Cell-phone data allowed authorities to track the suspect to a hotel in Round Rock, 20 miles outside of Austin. As police waited for reinforcements, the suspect pulled out of the hotel parking lot, according to authorities. A pursuit ensued. Conditt eventually pulled to the side of Interstate 35 in Round Rock — and, as a SWAT team approached, detonated a bomb inside his car, killing himself and injuring one member of law enforcement.

“We believe this individual is responsible for all of the incidents in Austin,” Austin Police Chief Brian Manley said at a press conference hours later. But Manley went on to note that authorities had not yet determined whether the bomber had accomplices — nor whether he may have left behind as yet undiscovered explosives.

“We don’t know where this suspect has spent his last 24 hours,” Manley said, “and therefore we need to remain vigilant to be sure no other packages have been left throughout the community.”

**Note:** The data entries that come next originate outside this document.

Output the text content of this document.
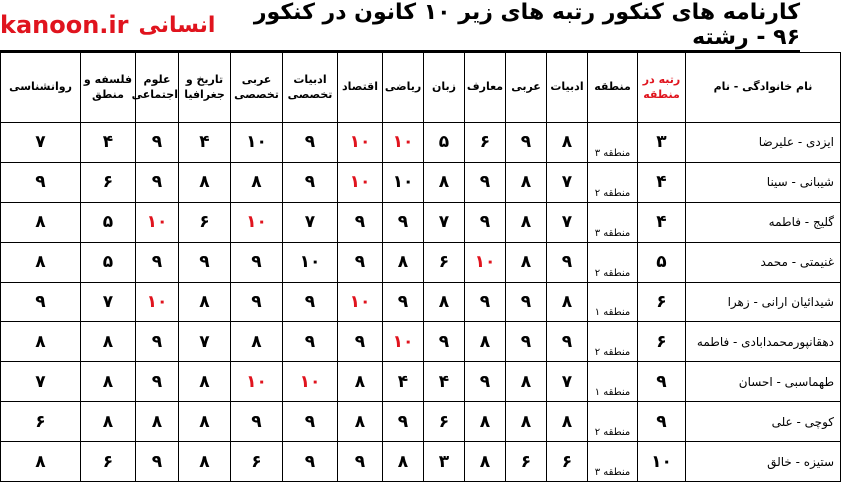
کارنامه های کنکور رتبه های زیر ۱۰ کانون در کنکور ۹۶ - رشته
انسانی
kanoon.ir
نام خانوادگی - نام	رتبه در منطقه	منطقه	ادبیات	عربی	معارف	زبان	ریاضی	اقتصاد	ادبیات تخصصی	عربی تخصصی	تاریخ و جغرافیا	علوم اجتماعی	فلسفه و منطق	روانشناسی
ایزدی - علیرضا	۳	منطقه ۳	۸	۹	۶	۵	۱۰	۱۰	۹	۱۰	۴	۹	۴	۷
شیبانی - سینا	۴	منطقه ۲	۷	۸	۹	۸	۱۰	۱۰	۹	۸	۸	۹	۶	۹
گلیج - فاطمه	۴	منطقه ۳	۷	۸	۹	۷	۹	۹	۷	۱۰	۶	۱۰	۵	۸
غنیمتی - محمد	۵	منطقه ۲	۹	۸	۱۰	۶	۸	۹	۱۰	۹	۹	۹	۵	۸
شیدائیان ارانی - زهرا	۶	منطقه ۱	۸	۹	۹	۸	۹	۱۰	۹	۹	۸	۱۰	۷	۹
دهقانپورمحمدابادی - فاطمه	۶	منطقه ۲	۹	۹	۸	۹	۱۰	۹	۹	۸	۷	۹	۸	۸
طهماسبی - احسان	۹	منطقه ۱	۷	۸	۹	۴	۴	۸	۱۰	۱۰	۸	۹	۸	۷
کوچی - علی	۹	منطقه ۲	۸	۸	۸	۶	۹	۸	۹	۹	۸	۸	۸	۶
ستیزه - خالق	۱۰	منطقه ۳	۶	۶	۸	۳	۸	۹	۹	۶	۸	۹	۶	۸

Austin has already been in a state of heightened vigilance since March 2, when the first bomb went off. Initially, it had seemed like the attacks might be racially motivated, but subsequent incidents appeared to target random individuals — and suggested that the serial bomber was developing more sophisticated tactics. The first three attacks involved cardboard packages that were left on the victims’ doorsteps, but on Sunday two men were injured when they triggered a trip wire left on the side of the road, which was rigged to a device partially hidden by a “For Sale” sign. Then on Tuesday a package addressed to an Austin address exploded at a FedEx distribution center in Schertz, Texas, and the first unexploded package bomb was discovered at a FedEx facility near Austin-Bergstrom International Airport.

On Tuesday night, it seemed the bomber might be changing methods yet again when an explosion was reported at a Goodwill store in the southern part of the city. One man in his 30s was injured and a nearby grocery store and shopping center were evacuated. However, police insisted the incident wasn’t related to previous bombings, and hours later they revealed that it was caused by an artillery simulator, not a package bomb.

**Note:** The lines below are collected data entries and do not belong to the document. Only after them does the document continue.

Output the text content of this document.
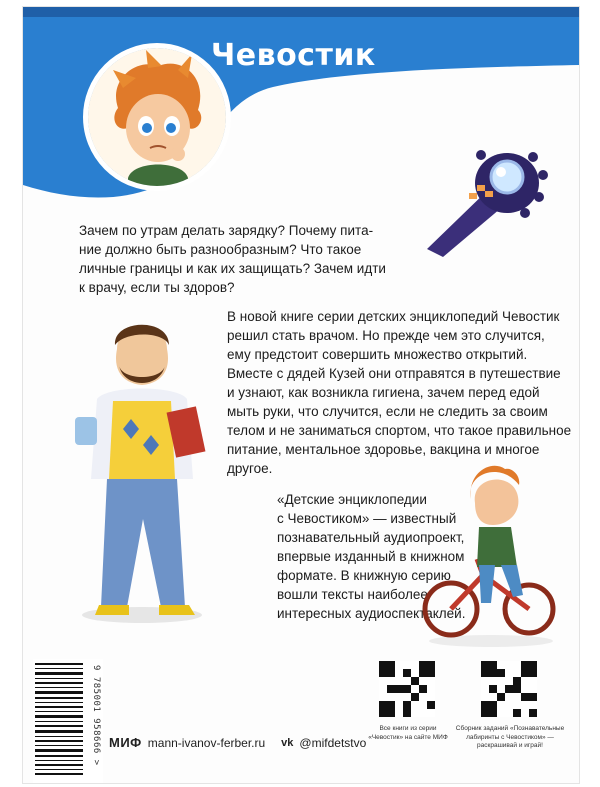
Чевостик
Зачем по утрам делать зарядку? Почему пита-
ние должно быть разнообразным? Что такое
личные границы и как их защищать? Зачем идти
к врачу, если ты здоров?
В новой книге серии детских энциклопедий Чевостик
решил стать врачом. Но прежде чем это случится,
ему предстоит совершить множество открытий.
Вместе с дядей Кузей они отправятся в путешествие
и узнают, как возникла гигиена, зачем перед едой
мыть руки, что случится, если не следить за своим
телом и не заниматься спортом, что такое правильное
питание, ментальное здоровье, вакцина и многое
другое.
«Детские энциклопедии
с Чевостиком» — известный
познавательный аудиопроект,
впервые изданный в книжном
формате. В книжную серию
вошли тексты наиболее
интересных аудиоспектаклей.
9 785001 958666 > МИФ mann-ivanov-ferber.ru vk @mifdetstvo
Все книги из серии «Чевостик» на сайте МИФ
Сборник заданий «Познавательные лабиринты с Чевостиком» — раскрашивай и играй!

Experts told the Washington Post Tuesday that it was unusual for a serial bomber to launch attacks this close together, and Mary Ellen O’Toole, a former FBI profiler, predicted that the compressed time frame would help investigators.

“When you see a serial offender increase their activity, he’s bound to make mistakes — and in his case a mistake could cost him fingers, it could kill him, or he could just become sloppy because he’s so excited about what he’s doing,” she said. “The motivation has probably evolved over the last two weeks. Now he’s probably enjoying all of the attention and the feeling of ­omnipotence he has creating so much concern and fear.”